Hoge Raad der Nederlanden

Arrest

op het beroep in cassatie tegen een arrest van het Gerechtshof te Amsterdam, zitting houdende te Arnhem, van 17 juni 2004, nummer 21/000334-04, in de strafzaak tegen:

[verdachte], geboren te [geboorteplaats] op [geboortedatum] 1965, ten tijde van de betekening van de aanzegging gedetineerd in de Penitentiaire Inrichting "Almere Binnen" te Almere.

1. De bestreden uitspraak

Het Hof heeft in hoger beroep - met vernietiging van een vonnis van de Rechtbank te Utrecht van 16 december 2003 - de verdachte ter zake van 1. "moord" en 2. "een afbeelding van een seksuele gedraging, waarbij iemand die kennelijk de leeftijd van achttien jaar nog niet heeft bereikt, is betrokken, vervaardigen en in bezit hebben, meermalen gepleegd" en "een afbeelding van een seksuele gedraging, waarbij iemand die kennelijk de leeftijd van achttien jaar nog niet heeft bereikt, is betrokken, in bezit hebben, meermalen gepleegd" veroordeeld tot zes jaren gevangenisstraf en daarbij bevolen dat de verdachte ter beschikking zal worden gesteld met bevel tot verpleging van overheidswege.

2. Geding in cassatie

Het beroep is ingesteld door de verdachte. Namens deze heeft mr. G.E. Hillers, advocaat te Abcoude, bij schriftuur middelen van cassatie voorgesteld. De schriftuur is aan dit arrest gehecht en maakt daarvan deel uit.

De Advocaat-Generaal Jörg heeft geconcludeerd tot vernietiging van de bestreden uitspraak, doch uitsluitend ten aanzien van de in de bewezenverklaring sub 2 bedoelde afbeeldingen 2 en 18, tot schrapping daarvan uit de bewezenverklaring en tot verwerping van het beroep voor het overige.

3. Beoordeling van het eerste en het derde middel

De middelen kunnen niet tot cassatie leiden.
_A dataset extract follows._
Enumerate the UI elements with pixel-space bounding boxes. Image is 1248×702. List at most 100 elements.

Dit behoeft, gezien art. 81 RO, geen nadere motivering nu de middelen niet nopen tot beantwoording van rechtsvragen in het belang van de rechtseenheid of de rechtsontwikkeling.
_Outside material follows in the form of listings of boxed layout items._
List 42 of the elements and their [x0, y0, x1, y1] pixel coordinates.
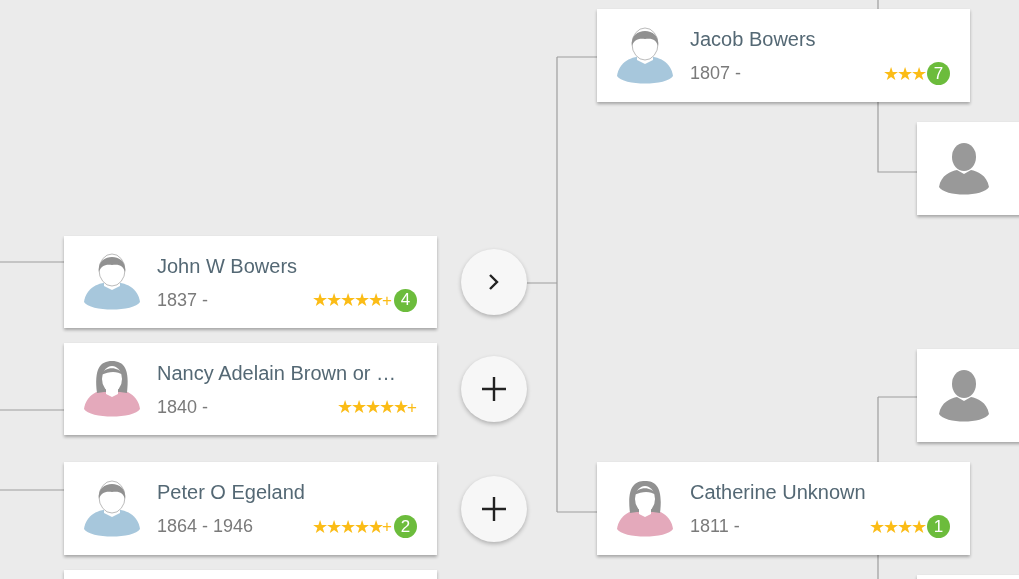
person-card[interactable]: John W Bowers 1837 - ★★★★★+ 4	[64, 236, 437, 328]
plus-icon	[482, 377, 506, 401]
person-card[interactable]: Nancy Adelain Brown or … 1840 - ★★★★★+	[64, 343, 437, 435]
person-name: Jacob Bowers	[690, 27, 817, 52]
count-badge: 1	[927, 515, 950, 538]
rating-suffix: +	[382, 518, 392, 535]
person-name: John W Bowers	[157, 253, 299, 279]
count-badge: 2	[394, 515, 417, 538]
plus-icon	[482, 497, 506, 521]
person-card[interactable]	[917, 349, 1019, 442]
person-name: Peter O Egeland	[157, 480, 306, 505]
chevron-right-icon	[488, 273, 500, 291]
person-card[interactable]	[917, 122, 1019, 215]
life-dates: 1807 -	[690, 62, 742, 85]
add-button[interactable]	[461, 476, 527, 542]
add-button[interactable]	[461, 356, 527, 422]
star-rating: ★★★★	[869, 517, 925, 536]
person-name: Nancy Adelain Brown or …	[157, 360, 397, 386]
life-dates: 1837 -	[157, 288, 209, 312]
life-dates: 1864 - 1946	[157, 515, 254, 538]
count-badge: 4	[394, 288, 417, 312]
count-badge: 7	[927, 62, 950, 85]
expand-button[interactable]	[461, 249, 527, 315]
male-avatar-icon	[83, 478, 140, 539]
person-card[interactable]: Jacob Bowers 1807 - ★★★ 7	[597, 9, 970, 102]
rating-suffix: +	[407, 398, 417, 416]
female-avatar-icon	[616, 478, 673, 539]
person-silhouette-icon	[938, 369, 989, 422]
star-rating: ★★★★★	[337, 398, 408, 416]
person-card[interactable]: Peter O Egeland 1864 - 1946 ★★★★★+ 2	[64, 462, 437, 555]
star-rating: ★★★★★	[312, 517, 383, 536]
life-dates: 1840 -	[157, 395, 209, 419]
person-name: Catherine Unknown	[690, 480, 867, 505]
male-avatar-icon	[83, 252, 140, 312]
life-dates: 1811 -	[690, 515, 740, 538]
rating-suffix: +	[382, 291, 392, 309]
person-card[interactable]: Catherine Unknown 1811 - ★★★★ 1	[597, 462, 970, 555]
person-silhouette-icon	[938, 142, 989, 195]
star-rating: ★★★	[883, 64, 925, 83]
female-avatar-icon	[83, 359, 140, 419]
star-rating: ★★★★★	[312, 291, 383, 309]
male-avatar-icon	[616, 25, 673, 86]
4. Beoordeling van het tweede middel

4.1. Het middel behelst de klacht dat het Hof ten onrechte, althans ontoereikend gemotiveerd heeft geoordeeld dat de in de bewezenverklaring sub 2 bedoelde foto's 2 en 18 een afbeelding bevatten van een seksuele gedraging als bedoeld in art. 240b Sr.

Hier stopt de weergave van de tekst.